The range trip was fun but I spent a lot of the last few days thinking about food ... At least one meal a day I try to eat as much as practicable from whatever we have grown or raised ourselves.
This weekend's stir fry was heavy on spring greens accordingly. I diced up radishes, chard stems, shallots, and the stem of a perennial elephant garlic (as sort of a leek substitute) and put them in the hot oil and went back to the cutting board to shred a hard-boiled duck egg, chard greens, chives, onion greens, radish greens, spinach, celery, dandelion, and parsley and added these to the wok, tossed, under cover, just before turning off the heat. Served with homemade buckwheat/rye bread and a local microbrew (this last was selected by the young folks). Daughter tried the stir-fry and liked it. I wound up polishing off the rest, as the young men were working hard on the wasabi chips they'd bought.
After everyone left, I made grass clippings all afternoon and spread them on all parts of the garden. Worked on this year's irrigation layout. Gave away a dead riding mower. And I finished cutting and installing the last of fifty beanpoles.

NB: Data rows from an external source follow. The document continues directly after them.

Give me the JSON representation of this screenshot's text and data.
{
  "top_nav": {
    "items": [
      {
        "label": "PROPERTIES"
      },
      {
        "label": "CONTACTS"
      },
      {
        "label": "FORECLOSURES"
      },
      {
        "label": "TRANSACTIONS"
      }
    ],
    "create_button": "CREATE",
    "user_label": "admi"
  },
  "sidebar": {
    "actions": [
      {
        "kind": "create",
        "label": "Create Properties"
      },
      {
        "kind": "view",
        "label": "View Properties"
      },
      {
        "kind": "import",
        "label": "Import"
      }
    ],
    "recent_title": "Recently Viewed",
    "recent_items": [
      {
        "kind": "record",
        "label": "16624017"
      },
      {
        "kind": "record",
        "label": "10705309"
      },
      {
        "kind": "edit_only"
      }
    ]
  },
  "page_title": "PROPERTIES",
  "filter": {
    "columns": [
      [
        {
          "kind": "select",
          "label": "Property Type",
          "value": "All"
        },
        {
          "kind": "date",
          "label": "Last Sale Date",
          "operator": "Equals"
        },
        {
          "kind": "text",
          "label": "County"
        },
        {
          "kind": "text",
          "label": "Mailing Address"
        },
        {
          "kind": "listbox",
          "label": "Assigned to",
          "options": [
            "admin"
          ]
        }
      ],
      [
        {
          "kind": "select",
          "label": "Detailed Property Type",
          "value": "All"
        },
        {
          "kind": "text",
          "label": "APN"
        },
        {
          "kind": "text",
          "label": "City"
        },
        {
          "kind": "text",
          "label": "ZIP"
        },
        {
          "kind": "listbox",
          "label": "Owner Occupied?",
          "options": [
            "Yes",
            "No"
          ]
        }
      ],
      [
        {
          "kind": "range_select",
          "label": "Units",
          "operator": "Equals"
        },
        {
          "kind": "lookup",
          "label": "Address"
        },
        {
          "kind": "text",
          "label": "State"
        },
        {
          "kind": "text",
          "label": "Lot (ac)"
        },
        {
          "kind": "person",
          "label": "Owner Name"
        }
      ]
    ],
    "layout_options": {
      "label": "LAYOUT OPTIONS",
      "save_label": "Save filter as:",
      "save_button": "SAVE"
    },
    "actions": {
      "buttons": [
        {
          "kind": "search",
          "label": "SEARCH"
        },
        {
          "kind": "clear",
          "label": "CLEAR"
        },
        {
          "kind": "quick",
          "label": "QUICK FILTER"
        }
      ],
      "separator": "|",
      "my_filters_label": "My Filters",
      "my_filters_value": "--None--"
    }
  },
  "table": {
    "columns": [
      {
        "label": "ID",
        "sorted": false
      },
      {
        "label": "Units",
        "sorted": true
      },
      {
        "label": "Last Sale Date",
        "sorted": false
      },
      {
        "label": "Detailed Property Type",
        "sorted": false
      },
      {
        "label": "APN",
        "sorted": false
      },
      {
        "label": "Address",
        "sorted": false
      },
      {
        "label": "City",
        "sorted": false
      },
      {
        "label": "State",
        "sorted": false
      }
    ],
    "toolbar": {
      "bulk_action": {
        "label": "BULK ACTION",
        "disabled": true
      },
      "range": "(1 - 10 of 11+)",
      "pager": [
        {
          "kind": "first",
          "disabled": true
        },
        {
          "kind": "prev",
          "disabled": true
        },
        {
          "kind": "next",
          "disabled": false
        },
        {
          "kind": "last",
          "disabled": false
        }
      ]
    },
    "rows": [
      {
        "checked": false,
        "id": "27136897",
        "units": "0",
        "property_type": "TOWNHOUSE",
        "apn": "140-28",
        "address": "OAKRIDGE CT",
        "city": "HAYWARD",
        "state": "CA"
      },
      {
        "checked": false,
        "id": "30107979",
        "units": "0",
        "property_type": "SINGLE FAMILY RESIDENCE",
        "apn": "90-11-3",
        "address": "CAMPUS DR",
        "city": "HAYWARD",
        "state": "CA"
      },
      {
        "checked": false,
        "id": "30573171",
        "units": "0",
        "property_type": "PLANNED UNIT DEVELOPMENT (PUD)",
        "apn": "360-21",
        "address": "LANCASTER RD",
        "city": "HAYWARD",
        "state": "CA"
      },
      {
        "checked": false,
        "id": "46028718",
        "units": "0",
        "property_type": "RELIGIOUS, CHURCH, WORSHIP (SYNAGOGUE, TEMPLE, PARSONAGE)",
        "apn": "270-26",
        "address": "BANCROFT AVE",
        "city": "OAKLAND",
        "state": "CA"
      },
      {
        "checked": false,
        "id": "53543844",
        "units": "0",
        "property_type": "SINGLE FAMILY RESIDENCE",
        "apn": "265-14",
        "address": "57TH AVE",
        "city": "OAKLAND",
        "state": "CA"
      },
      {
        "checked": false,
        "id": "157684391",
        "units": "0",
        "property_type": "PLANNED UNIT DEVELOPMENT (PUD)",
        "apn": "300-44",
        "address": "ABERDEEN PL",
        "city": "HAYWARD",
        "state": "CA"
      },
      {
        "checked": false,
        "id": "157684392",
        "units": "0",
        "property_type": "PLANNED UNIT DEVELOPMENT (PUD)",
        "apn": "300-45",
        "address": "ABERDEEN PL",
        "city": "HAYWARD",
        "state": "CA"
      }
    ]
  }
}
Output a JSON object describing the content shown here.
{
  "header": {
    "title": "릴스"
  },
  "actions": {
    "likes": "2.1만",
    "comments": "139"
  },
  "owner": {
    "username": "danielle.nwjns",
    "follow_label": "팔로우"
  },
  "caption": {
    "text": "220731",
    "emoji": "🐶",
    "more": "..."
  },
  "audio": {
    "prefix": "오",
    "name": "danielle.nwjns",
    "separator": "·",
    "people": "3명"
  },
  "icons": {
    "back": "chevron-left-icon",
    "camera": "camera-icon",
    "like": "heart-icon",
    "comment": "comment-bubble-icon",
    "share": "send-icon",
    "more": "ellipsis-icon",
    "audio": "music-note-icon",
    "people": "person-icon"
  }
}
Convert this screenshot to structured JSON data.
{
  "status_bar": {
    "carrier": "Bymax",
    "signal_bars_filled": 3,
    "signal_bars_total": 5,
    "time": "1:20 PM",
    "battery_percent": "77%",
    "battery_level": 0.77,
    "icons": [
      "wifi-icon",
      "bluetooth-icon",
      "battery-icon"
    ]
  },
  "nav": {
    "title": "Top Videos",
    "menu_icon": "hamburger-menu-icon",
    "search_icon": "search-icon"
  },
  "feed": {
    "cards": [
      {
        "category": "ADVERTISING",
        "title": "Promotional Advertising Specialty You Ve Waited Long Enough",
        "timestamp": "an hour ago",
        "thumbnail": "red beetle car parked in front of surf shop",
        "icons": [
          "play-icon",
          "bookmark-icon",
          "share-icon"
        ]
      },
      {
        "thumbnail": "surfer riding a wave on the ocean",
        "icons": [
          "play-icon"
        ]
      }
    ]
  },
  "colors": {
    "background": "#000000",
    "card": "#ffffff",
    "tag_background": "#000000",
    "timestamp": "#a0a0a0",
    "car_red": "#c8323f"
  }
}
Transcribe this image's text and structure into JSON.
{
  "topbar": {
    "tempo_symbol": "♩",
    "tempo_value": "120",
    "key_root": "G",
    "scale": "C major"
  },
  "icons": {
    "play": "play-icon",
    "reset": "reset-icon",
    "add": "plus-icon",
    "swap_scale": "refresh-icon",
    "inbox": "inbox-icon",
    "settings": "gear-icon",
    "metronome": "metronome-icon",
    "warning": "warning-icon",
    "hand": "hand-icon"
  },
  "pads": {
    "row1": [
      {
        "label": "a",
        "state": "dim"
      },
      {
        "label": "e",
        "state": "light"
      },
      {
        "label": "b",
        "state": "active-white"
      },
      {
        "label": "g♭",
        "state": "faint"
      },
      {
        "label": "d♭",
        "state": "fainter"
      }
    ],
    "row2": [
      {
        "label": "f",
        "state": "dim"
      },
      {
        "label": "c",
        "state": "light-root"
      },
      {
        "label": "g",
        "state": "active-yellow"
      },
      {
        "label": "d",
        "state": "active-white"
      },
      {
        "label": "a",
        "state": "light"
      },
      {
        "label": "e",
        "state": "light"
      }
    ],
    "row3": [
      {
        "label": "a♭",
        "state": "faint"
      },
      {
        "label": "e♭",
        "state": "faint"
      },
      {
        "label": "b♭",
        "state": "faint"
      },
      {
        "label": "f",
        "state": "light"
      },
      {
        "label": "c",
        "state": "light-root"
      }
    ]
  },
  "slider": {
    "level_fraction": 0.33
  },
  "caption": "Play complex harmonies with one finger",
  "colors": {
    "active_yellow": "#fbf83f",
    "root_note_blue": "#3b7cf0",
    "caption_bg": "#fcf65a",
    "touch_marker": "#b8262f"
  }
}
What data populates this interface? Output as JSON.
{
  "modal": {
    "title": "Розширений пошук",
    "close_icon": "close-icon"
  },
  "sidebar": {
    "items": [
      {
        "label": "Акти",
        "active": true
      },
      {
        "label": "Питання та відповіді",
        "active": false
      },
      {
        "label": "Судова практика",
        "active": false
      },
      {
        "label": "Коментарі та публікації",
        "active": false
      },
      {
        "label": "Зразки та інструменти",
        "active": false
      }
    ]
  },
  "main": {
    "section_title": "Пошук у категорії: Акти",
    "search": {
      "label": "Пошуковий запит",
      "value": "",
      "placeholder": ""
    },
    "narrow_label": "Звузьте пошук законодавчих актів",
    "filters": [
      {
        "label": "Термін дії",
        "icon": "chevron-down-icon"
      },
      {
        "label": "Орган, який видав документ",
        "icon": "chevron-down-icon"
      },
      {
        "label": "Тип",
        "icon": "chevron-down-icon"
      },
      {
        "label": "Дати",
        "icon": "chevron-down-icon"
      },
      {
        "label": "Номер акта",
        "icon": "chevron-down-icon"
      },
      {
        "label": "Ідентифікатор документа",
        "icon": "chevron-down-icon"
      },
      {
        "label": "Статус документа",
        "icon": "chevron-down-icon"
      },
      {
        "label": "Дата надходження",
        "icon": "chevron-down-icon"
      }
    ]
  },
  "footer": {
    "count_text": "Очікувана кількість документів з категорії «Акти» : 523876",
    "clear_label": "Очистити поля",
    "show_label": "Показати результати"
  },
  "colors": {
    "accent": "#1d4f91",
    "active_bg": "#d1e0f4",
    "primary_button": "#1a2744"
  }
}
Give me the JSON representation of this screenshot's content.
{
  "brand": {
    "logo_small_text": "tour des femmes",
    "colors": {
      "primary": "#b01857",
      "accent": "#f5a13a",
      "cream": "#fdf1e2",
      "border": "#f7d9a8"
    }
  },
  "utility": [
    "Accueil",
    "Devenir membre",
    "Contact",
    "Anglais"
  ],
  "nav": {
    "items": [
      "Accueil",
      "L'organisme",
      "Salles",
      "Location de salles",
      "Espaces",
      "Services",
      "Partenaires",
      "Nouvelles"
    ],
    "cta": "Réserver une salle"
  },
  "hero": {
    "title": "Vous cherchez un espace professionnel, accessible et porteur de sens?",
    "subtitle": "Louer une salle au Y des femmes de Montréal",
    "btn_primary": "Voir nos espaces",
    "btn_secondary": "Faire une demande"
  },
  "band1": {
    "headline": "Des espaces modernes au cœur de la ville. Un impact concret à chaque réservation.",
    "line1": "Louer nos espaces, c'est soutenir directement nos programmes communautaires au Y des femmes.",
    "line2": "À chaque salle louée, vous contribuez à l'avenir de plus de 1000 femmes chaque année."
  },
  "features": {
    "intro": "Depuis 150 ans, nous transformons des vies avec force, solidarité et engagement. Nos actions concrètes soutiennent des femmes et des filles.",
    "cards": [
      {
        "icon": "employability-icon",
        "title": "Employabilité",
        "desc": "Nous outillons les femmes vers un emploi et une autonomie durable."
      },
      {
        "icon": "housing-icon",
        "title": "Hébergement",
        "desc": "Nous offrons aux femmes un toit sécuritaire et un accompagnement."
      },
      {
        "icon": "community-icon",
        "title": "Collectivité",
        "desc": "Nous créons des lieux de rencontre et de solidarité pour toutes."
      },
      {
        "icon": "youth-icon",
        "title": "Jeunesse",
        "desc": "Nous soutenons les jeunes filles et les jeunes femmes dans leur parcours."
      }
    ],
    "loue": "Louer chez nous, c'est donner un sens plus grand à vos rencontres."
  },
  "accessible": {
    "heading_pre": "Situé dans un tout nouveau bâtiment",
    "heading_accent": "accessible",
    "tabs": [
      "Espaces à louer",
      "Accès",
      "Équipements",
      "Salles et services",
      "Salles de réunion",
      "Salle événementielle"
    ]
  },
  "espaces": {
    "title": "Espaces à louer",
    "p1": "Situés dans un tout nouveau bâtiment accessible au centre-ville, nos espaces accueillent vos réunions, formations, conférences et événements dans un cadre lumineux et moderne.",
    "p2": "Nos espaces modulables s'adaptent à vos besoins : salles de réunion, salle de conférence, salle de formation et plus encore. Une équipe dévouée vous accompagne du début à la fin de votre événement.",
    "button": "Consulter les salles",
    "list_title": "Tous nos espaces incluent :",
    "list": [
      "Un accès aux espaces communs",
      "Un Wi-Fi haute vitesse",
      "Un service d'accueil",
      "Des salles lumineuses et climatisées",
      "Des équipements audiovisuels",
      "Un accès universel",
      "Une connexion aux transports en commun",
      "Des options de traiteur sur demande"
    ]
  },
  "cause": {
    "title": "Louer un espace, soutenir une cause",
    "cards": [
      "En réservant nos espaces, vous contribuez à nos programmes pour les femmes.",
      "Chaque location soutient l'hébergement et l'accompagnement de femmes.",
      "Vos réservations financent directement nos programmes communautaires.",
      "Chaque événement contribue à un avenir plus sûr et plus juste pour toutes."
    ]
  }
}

The plan for the poles is that the sugar snap peas will climb them first, followed by a later planting of runner beans. I've learned that if you install these poles very early, in relatively wet soil, and keep them watered along with the plantings, some of them take root and sprout (willow, cottonwood) and can be collected at the end of the summer and planted out to build up the wood supply.
This has gone so well that I've added another step: gathering the prunings from these species into bundles, with all but the topmost leaves stripped, to set beneath a stone, in the creek. The trick is to get back to them before the water runs dry and pot them up until winter dormancy. The survival rate is fairly high, and this is an easy way to keep your self in kindling, beanpoles, trellises, or, if you have the patience, firewood and/or shade.